Stephen Kinzer, autor de Os Homens do Xá, lamenta que a CIA tenha impedido, há 50 anos, a emergência de uma “democracia islâmica” no Médio Oriente que teria mudado a História. No entanto, por muito trágica que tenha sido a Operação Ajax, crê que Teerão e Washington “não estão predestinados a ser inimigos”. (Ler mais | Read more…)

Mohammad Mossadegh, derrubado por um golpe da CIA, designado por Operação Ajax, em 1953, depois de pressões de Churchill.
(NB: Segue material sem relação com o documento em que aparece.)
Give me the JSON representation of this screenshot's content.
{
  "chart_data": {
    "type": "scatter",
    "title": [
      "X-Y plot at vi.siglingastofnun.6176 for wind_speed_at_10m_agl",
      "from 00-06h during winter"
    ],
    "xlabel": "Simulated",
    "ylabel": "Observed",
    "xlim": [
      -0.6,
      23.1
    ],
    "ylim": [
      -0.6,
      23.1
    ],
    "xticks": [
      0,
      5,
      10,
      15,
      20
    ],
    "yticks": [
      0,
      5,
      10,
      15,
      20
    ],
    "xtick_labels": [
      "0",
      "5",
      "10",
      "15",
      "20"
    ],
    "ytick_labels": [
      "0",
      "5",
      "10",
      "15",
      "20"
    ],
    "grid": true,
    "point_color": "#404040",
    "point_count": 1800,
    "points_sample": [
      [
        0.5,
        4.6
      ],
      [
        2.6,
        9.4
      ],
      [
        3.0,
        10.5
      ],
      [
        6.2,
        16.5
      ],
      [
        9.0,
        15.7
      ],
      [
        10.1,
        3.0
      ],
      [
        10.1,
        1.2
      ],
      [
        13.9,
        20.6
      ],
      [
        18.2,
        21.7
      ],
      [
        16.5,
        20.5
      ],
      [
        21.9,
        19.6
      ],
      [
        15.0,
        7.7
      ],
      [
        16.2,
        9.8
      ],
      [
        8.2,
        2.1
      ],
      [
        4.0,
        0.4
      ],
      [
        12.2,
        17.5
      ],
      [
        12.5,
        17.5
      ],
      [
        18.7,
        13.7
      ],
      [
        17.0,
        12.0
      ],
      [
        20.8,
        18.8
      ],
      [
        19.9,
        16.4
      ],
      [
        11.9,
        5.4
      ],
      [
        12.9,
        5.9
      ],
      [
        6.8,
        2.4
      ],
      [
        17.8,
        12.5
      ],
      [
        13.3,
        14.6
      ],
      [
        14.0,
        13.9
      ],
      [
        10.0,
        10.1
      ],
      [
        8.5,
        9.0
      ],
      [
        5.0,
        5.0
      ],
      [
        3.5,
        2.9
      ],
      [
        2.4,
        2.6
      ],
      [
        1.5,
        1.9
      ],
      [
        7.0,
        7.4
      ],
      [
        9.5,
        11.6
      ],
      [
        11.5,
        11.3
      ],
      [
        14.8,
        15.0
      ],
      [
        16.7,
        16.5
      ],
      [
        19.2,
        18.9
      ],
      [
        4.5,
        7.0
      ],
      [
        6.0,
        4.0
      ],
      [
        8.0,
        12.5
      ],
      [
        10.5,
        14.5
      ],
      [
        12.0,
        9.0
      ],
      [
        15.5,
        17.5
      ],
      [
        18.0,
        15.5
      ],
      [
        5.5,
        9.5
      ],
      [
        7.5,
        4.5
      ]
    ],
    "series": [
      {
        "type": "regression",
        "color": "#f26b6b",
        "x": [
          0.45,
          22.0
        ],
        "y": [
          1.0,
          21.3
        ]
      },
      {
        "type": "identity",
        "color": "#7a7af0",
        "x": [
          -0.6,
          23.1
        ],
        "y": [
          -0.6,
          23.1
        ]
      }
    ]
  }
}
O Xá Mohammad Reza Pahlavi nunca permitiu que ele tivesse um funeral digno
Jornalista do diário The New York Times, Stephen Kinzer tem no seu currículo reportagens em mais de 50 países, no Médio Oriente, América Latina e antiga União Soviética.
É autor de Crescent and Star: Turkey Between Two Worlds, Bitter Fruit: The Story of the American Coup in Guatemala [e mais recentemente, Reset Middle East: Old Friends and New Alliances – Saudi Arabia, Israel, Turkey, Iran e The Brothers: John Foster Dulles, Allen Dulles, and Their Secret World War.]
O livro que a Tinta da China editou em Portugal, Os Homens do Xá – O golpe no Irão e as raízes do terrorismo no Médio Oriente, foi publicado originalmente em 2003, quando se completou meio século da conspiração anglo-americana que derrubou, em 1953, o regime democrático de Mohammad Mossadegh em Teerão.
Sobre o processo de criação desta obra – aclamada pelo diário The Washington Post, pelo semanário The Economist e pela própria CIA – e as suas conclusões, o autor deu-me uma entrevista por e-mail:
Por que decidiu escrever a história do golpe de 1953 que derrubou Mohammad Mossadegh?
Stephen Kinzer: Em 1997, quando eu era correspondente do New York Times em Istambul, fui enviado ao Irão para cobrir a eleição presidencial que Mohammad Khatami venceu. O tempo que lá permaneci levou-me a questionar por que motivo o Irão se tornara no tipo de país que é hoje.
Pressenti que a decisão americana de derrubar o Governo iraniano em 1953 teve um papel maior do que as pessoas pensavam, mas quando fui à procura de um livro sobre essa operação descobri que não havia nenhum. Decidi tentar perceber o que acontecera e explicar isso aos leitores ansiosos por melhor compreender por que é que o mundo hoje está como está.
Quanto tempo demorou a escrever e como foi esse processo?
Fechei-me num quarto durante um ano, com pouca companhia a não ser pilhas de livros e documentos.
Quando descobri que um retrato do primeiro-ministro Mossadegh aparecera na capa da revista TIME em 1951, fui à procura de um exemplar dessa edição e emoldurei a capa.
Então, enquanto escrevia o livro, Mossadegh olhava, figurativamente, sobre o meu ombro. Sentia-o a murmurar: “Conta a minha história. Faz-me regressar à vida para uma nova geração.”
É verdade que o seu livro foi traduzido para farsi sem a sua permissão mas que algumas partes foram censuradas devido às referências negativas ao Ayatollah Kashani, que de aliado de Mossadegh colaborou depois com a CIA para o derrubar?
Há três traduções diferentes em farsi do meu livro, todas elas sem minha autorização. O texto foi ajustado, em parte para eliminar sugestões de que o Ayatollah Kashani, cujo filho é hoje uma figura política activa no Irão, colaborou com os conspiradores americanos. Na versão traduzida, ele é apresentado como uma vítima do golpe e não como um participante.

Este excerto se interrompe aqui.